Ci ritroviamo in un Paese infetto con 60 milioni di cittadini in quarantena mentre uno soltanto (il capo del governo) gode di libertà politiche straordinarie che non erano mai state accordate a un suo predecessore. I parlamentari si ritrovano nelle rispettive Camere tra assenze, misure di distanziamento, scaglionamenti per ordine alfabetico. Lo svuotamento delle fabbriche e delle strade ha sospeso, oltre all'attività di tutti i giorni, anche qualsiasi forma di dissenso espresso con la presenza fisica. I social, per fortuna eh, lasciano il tempo che trovano tra petizioni per cancellare il Parlamento e convocazioni virtuali di piazza. A Palazzo ipotesi di gabinetti di guerra, cabine di regia o commissioni di esperti sono già state affondate o ridotte a una foglia di fico.

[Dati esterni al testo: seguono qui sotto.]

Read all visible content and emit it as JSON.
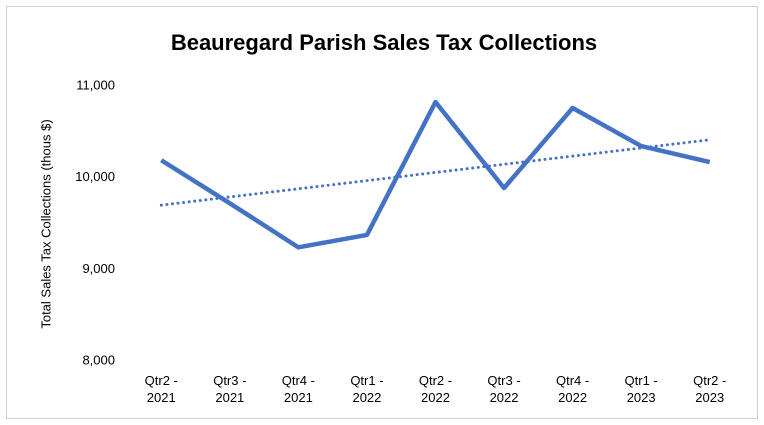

È una situazione drammatica, come ogni «cigno nero» che si rispetti, inteso come un evento sconvolgente che non si poteva presagire. Tuttavia la vita pubblica è ancora fatta di regole fondamentali, a garanzia di chi governa, di chi fa l'opposizione e di viene amministrato. Eppure ci siamo ritrovati nel pieno di un'emergenza epocale con un governo di risulta che sopravvive grazie anche ai pieni poteri che il premier si è fatto concedere, magari con l'implicita promessa di ritardare il più possibile il ritorno al potere di un centrodestra che da tempo ha i numeri e i leader per farlo.
Conte, Zingaretti e Di Maio stanno esercitando quei «pieni poteri» che Salvini aveva evocato goffamente la scorsa estate, prima di rettificare la frase e uscire in malo modo dal governo gialloverde. Il leader leghista finì per essere ribattezzato «Mr. Pieni Poteri» mentre il leader Pd lo citava nei comizi come «l'ubriacone del Papeete».
Ecco il vero doppio gioco dei dem: imbarcarsi in un governo «democratico»
che tenga lontano suggestione dei «pieni poteri», per poi attuarli alla prima occasione utile. E se andrà male ,anche stavolta se la caveranno con poco: faranno cadere la testa di un premier-percaso che se l'era montata.